Vernacchio’s sick “revolutionary” approach makes pizza a metaphor for sexual activity for the purpose of making sex easy for children to understand.
In an interview with the New York Times, Vernachhio detailed his approach.
“[W]ouldn’t it be great if our sexual activity started with a real sense of wanting, whether your desire is for intimacy, pleasure or orgasms… And you can be hungry for pizza and still decide, no thanks, I’m dieting. It’s not the healthiest thing for me now,” he said.
Remember, Vernacchio is a sex-ed teacher – his audience is children.
“If you’re gonna have pizza with someone else, what do you have to do?” he continued. “You gotta talk about what you want. Even if you’re going to have the same pizza you always have, you say, ‘We getting the usual?’ Just a check-in. And square, round, thick, thin, stuffed crust, pepperoni, stromboli, pineapple — none of those are wrong; variety in the pizza model doesn’t come with judgment.”
Vernacchio was invited to give a TED Talk on the topic, which is quite explicit.
Watch:
“There are a million different kinds of pizza,” he said in the speech. “There’s a million different toppings. There are a million different ways to eat pizza.

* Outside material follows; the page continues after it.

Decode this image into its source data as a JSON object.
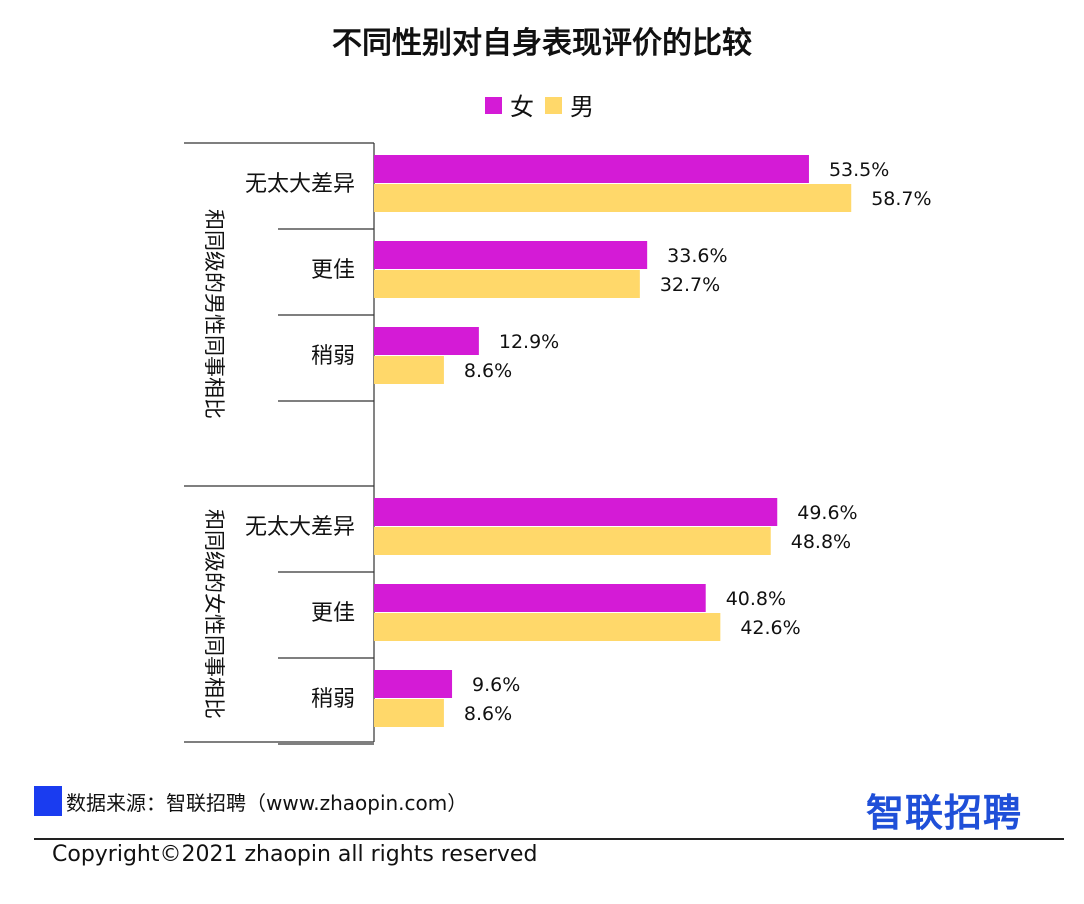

And none of them are wrong, they’re different.”
“So what if we could take this pizza model and overlay it on top of sexual education?” he said. “If we could create sexuality education that was more like pizza, we could create education that invites people to think about their own desires, to make deliberate decisions about what they want, to talk about it with their partners, and to ultimately look not for some external outcome, but for what feels satisfying.”